Speaking of consolidation, the central bank does mean so much the consolidation of sound banks through mergers and acquisitions, as the purchase of troubled financial institutions by those that are showing high performance indicators. In mid-September Pisaruk promised that the number of supervisors in banks, including those for which temporary administrations were introduced, will increase from 28 to 36–37. Many of them are potential candidates for sale as most financial institutions are too small for the government to spend money on their capitalization and recovery.

“In any case it is necessary to simplify procedures, as this would increase the chances of attracting investors,” says Tarabakin. However, regardless of the simplicity of the M&A procedures in the near future it will be difficult to find investors for banks and other Ukrainian assets.

Ostapenko believes that the M&A market in Ukraine can be revived by three factors: first of all, the desire to sell companies due to the fact that they are uncontrollable because of the change of the political elite.
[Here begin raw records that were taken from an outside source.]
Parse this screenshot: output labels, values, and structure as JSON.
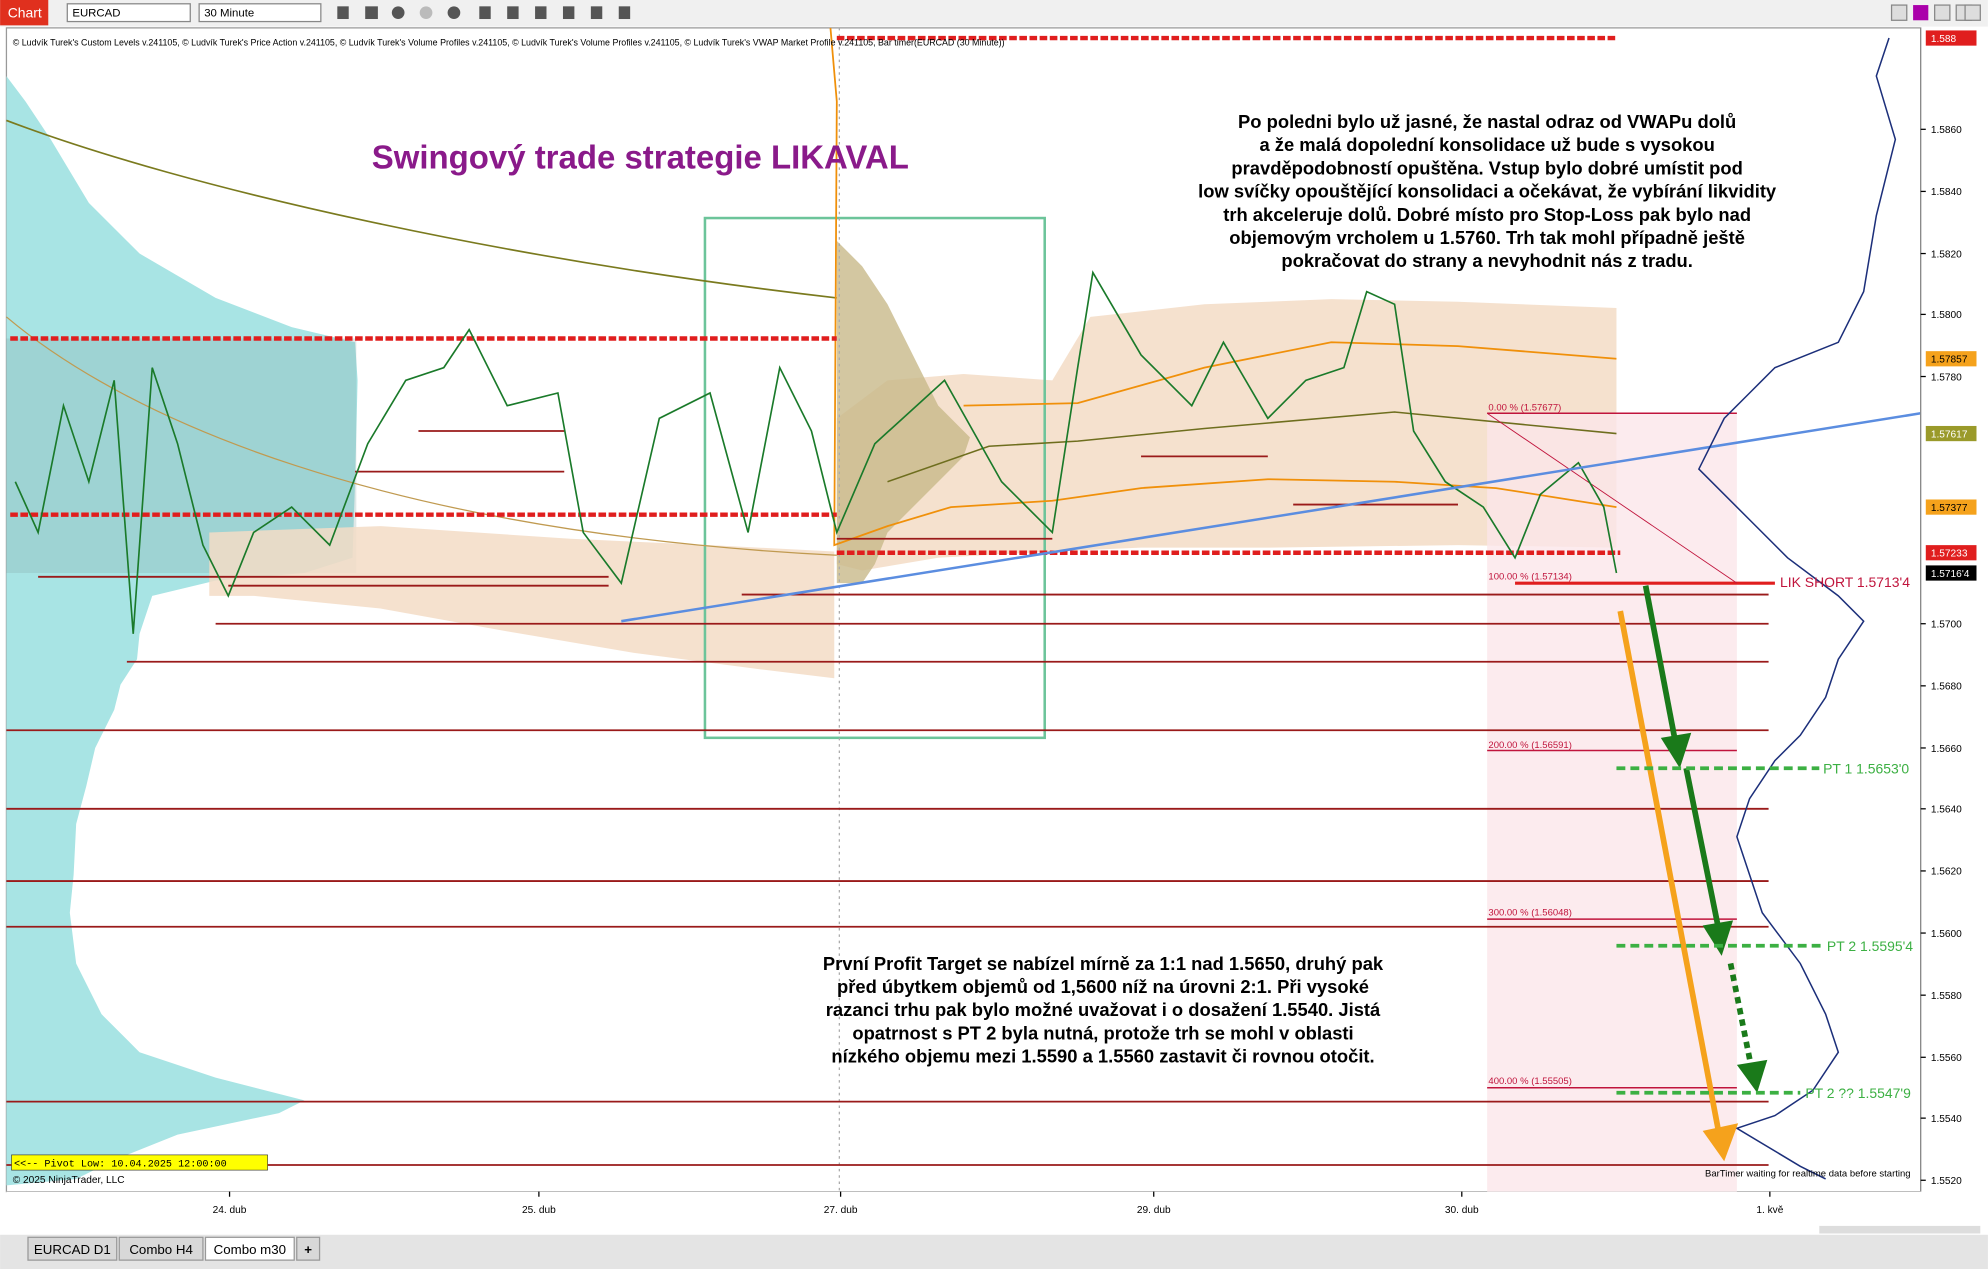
{
  "toolbar": {
    "tab": "Chart",
    "instrument": "EURCAD",
    "interval": "30 Minute"
  },
  "indicator_text": "© Ludvík Turek's Custom Levels v.241105, © Ludvík Turek's Price Action v.241105, © Ludvík Turek's Volume Profiles v.241105, © Ludvík Turek's Volume Profiles v.241105, © Ludvík Turek's VWAP Market Profile v.241105, Bar timer(EURCAD (30 Minute))",
  "title": "Swingový trade strategie LIKAVAL",
  "annotation_1": [
    "Po poledni bylo už jasné, že nastal odraz od VWAPu dolů",
    "a že malá dopolední konsolidace už bude s vysokou",
    "pravděpodobností opuštěna. Vstup bylo dobré umístit pod",
    "low svíčky opouštějící konsolidaci a očekávat, že vybírání likvidity",
    "trh akceleruje dolů. Dobré místo pro Stop-Loss pak bylo nad",
    "objemovým vrcholem u 1.5760. Trh tak mohl případně ještě",
    "pokračovat do strany a nevyhodnit nás z tradu."
  ],
  "annotation_2": [
    "První Profit Target se nabízel mírně za 1:1 nad 1.5650, druhý pak",
    "před úbytkem objemů od 1,5600 níž na úrovni 2:1. Při vysoké",
    "razanci trhu pak bylo možné uvažovat i o dosažení 1.5540. Jistá",
    "opatrnost s PT 2 byla nutná, protože trh se mohl v oblasti",
    "nízkého objemu mezi 1.5590 a 1.5560 zastavit či rovnou otočit."
  ],
  "fib_labels": [
    "0.00 % (1.57677)",
    "100.00 % (1.57134)",
    "200.00 % (1.56591)",
    "300.00 % (1.56048)",
    "400.00 % (1.55505)"
  ],
  "trade_labels": {
    "entry": "LIK SHORT 1.5713'4",
    "pt1": "PT 1  1.5653'0",
    "pt2": "PT 2 1.5595'4",
    "pt3": "PT 2 ?? 1.5547'9"
  },
  "price_axis": [
    "1.5860",
    "1.5840",
    "1.5820",
    "1.5800",
    "1.5780",
    "1.5700",
    "1.5680",
    "1.5660",
    "1.5640",
    "1.5620",
    "1.5600",
    "1.5580",
    "1.5560",
    "1.5540",
    "1.5520"
  ],
  "price_tags": [
    "1.588",
    "1.57857",
    "1.57617",
    "1.57377",
    "1.57233",
    "1.5716'4"
  ],
  "time_axis": [
    "24. dub",
    "25. dub",
    "27. dub",
    "29. dub",
    "30. dub",
    "1. kvě"
  ],
  "pivot_label": "<<-- Pivot Low: 10.04.2025 12:00:00",
  "copyright": "© 2025 NinjaTrader, LLC",
  "bar_timer": "BarTimer waiting for realtime data before starting",
  "tabs": [
    "EURCAD D1",
    "Combo H4",
    "Combo m30",
    "+"
  ]
}
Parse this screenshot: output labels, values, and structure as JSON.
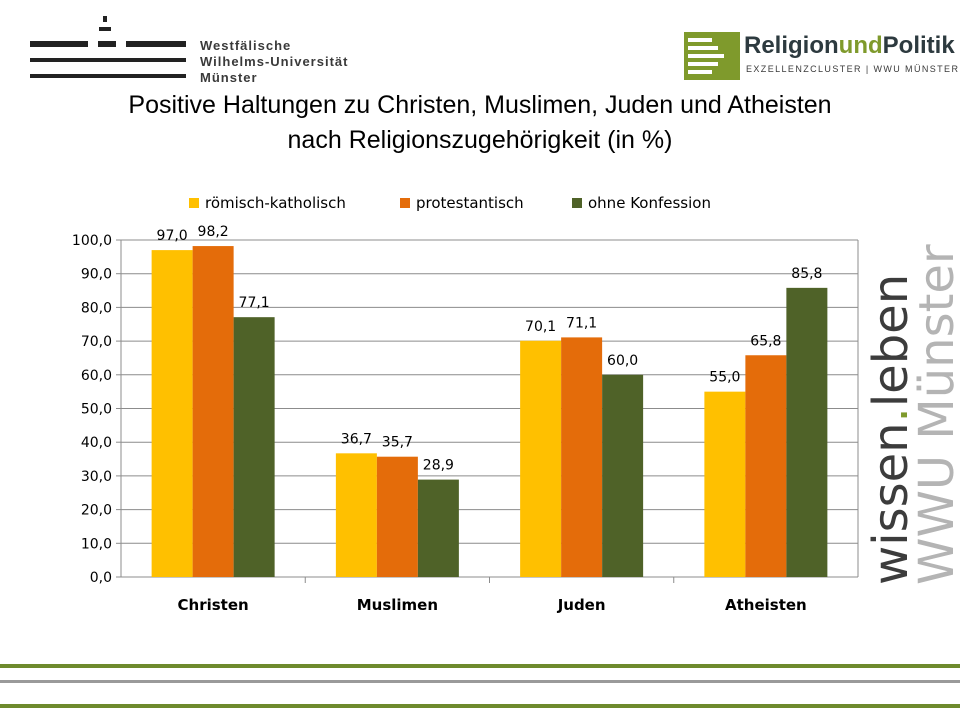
{
  "header": {
    "university_lines": [
      "Westfälische",
      "Wilhelms-Universität",
      "Münster"
    ],
    "rp_logo": {
      "part1": "Religion",
      "part2": "und",
      "part3": "Politik",
      "subtitle": "EXZELLENZCLUSTER | WWU MÜNSTER"
    },
    "title_line1": "Positive Haltungen zu Christen, Muslimen, Juden und Atheisten",
    "title_line2": "nach Religionszugehörigkeit (in %)"
  },
  "side_logo": {
    "word1": "wissen",
    "dot": ".",
    "word2": "leben",
    "line2": "WWU Münster"
  },
  "colors": {
    "green_accent": "#7f9a2c",
    "stripe_green": "#6e8a2d",
    "stripe_gray": "#9a9a9a"
  },
  "chart_data": {
    "type": "bar",
    "categories": [
      "Christen",
      "Muslimen",
      "Juden",
      "Atheisten"
    ],
    "series": [
      {
        "name": "römisch-katholisch",
        "color": "#ffc000",
        "values": [
          97.0,
          36.7,
          70.1,
          55.0
        ],
        "labels": [
          "97,0",
          "36,7",
          "70,1",
          "55,0"
        ]
      },
      {
        "name": "protestantisch",
        "color": "#e46c0a",
        "values": [
          98.2,
          35.7,
          71.1,
          65.8
        ],
        "labels": [
          "98,2",
          "35,7",
          "71,1",
          "65,8"
        ]
      },
      {
        "name": "ohne Konfession",
        "color": "#4f6228",
        "values": [
          77.1,
          28.9,
          60.0,
          85.8
        ],
        "labels": [
          "77,1",
          "28,9",
          "60,0",
          "85,8"
        ]
      }
    ],
    "ylim": [
      0,
      100
    ],
    "yticks": [
      "0,0",
      "10,0",
      "20,0",
      "30,0",
      "40,0",
      "50,0",
      "60,0",
      "70,0",
      "80,0",
      "90,0",
      "100,0"
    ],
    "grid": true,
    "legend_position": "top"
  }
}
Secondly, the willingness to buy Ukrainian assets that have hit “rock bottom” and include them in the asset lists in anticipation of further growth owing to new political, economic and other trends, as well as the prospects of integration with the EU. The third factor is the ability of stable Ukrainian companies to obtain additional financing and use it for mergers and acquisitions and further systematic growth.

Nevertheless, such factors will not bring results any time soon. Tabakharnyuk notes that almost a year will pass from the time when the war is over and political stability is restored before buyers of Ukrainian assets return to the market and deals will be made. This means that the recovery of Ukraine’s M&A market should not be expected sooner than the end of 2015.